Analyzing “Bud, Not Buddy”

The Socratic method is a teaching technique in which students answer a series of questions posed by the teacher. These questions stimulate critical thinking about a topic and draw out the ideas behind the students’ answers. Unlike many traditional teaching techniques in which students are told what to think, the Socratic method helps students make their own conclusion about complex issues and use reason and logic to think through big ideas.

In Dr. Lee’s social studies and English language arts classes, the students are utilizing the Socratic Method to discuss everything from the impact of historical events to the themes of novels. For example, the students recently started reading a historical fiction novel called “Bud, Not Buddy” by Christopher Paul Curtis. The story revolves around an orphaned boy named Bud Caldwell who lives in Michigan during the height of the Great Depression. Bud struggles against racism, poverty, and mistreatment at the hands of people who should be taking care of him, but he perseveres through it all and emerges triumphant over his difficult circumstances, eventually asking people to call him “Bud” instead of “Buddy” because he sees himself as a beautiful flower bud that is opening up to the world.

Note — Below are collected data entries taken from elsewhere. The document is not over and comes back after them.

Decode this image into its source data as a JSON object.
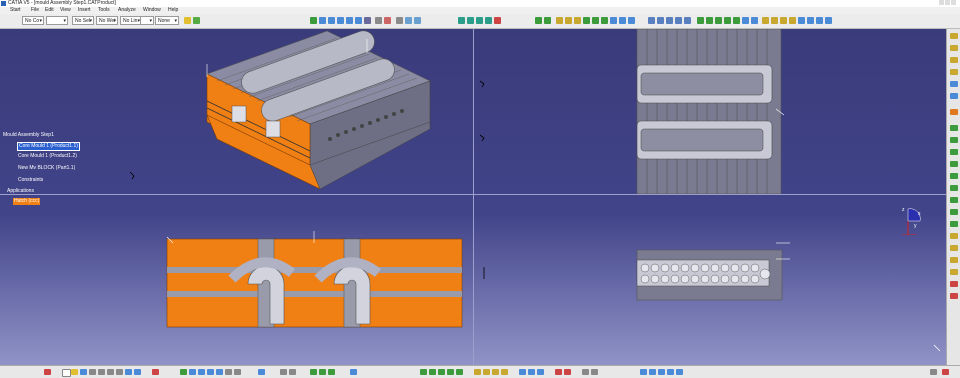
{
  "window": {
    "title": "CATIA V5 - [mould Assembly Step1.CATProduct]"
  },
  "menubar": {
    "items": [
      "Start",
      "File",
      "Edit",
      "View",
      "Insert",
      "Tools",
      "Analyze",
      "Window",
      "Help"
    ]
  },
  "toolbar": {
    "combos": [
      {
        "name": "layer",
        "value": "No Co",
        "arrow": "▾"
      },
      {
        "name": "color",
        "value": "",
        "arrow": "▾"
      },
      {
        "name": "linetype",
        "value": "No Sel",
        "arrow": "▾"
      },
      {
        "name": "weight",
        "value": "No Wei",
        "arrow": "▾"
      },
      {
        "name": "style",
        "value": "No Lin",
        "arrow": "▾"
      },
      {
        "name": "point",
        "value": "",
        "arrow": "▾"
      },
      {
        "name": "render",
        "value": "None",
        "arrow": "▾"
      }
    ]
  },
  "tree": {
    "root": "Mould Assembly Step1",
    "items": [
      "Core Mould 1 (Product1.1)",
      "Core Mould 1 (Product1.2)",
      "New Mv BLOCK (Part1.1)",
      "Constraints",
      "Applications"
    ],
    "footer": "Hatch (ccc)"
  },
  "compass": {
    "labels": [
      "x",
      "y",
      "z"
    ]
  },
  "colors": {
    "accent_orange": "#f07f14",
    "viewport_top": "#393b7b",
    "viewport_bottom": "#8f93c6",
    "tree_selected": "#2a5fd0"
  }
}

During their Socratic seminar for “Bud, Not Buddy”, the students were asked a series of questions to help them start a discussion about the novel’s themes. “What does Bud’s new name represent for him?” and “Why are different opportunities opening up for Bud?” are examples of some of the questions that the students were asked to explore. By discussing these questions, the students engaged in an intellectually stimulating conversation, and learned to express their opinions politely if they disagreed with each other’s statements.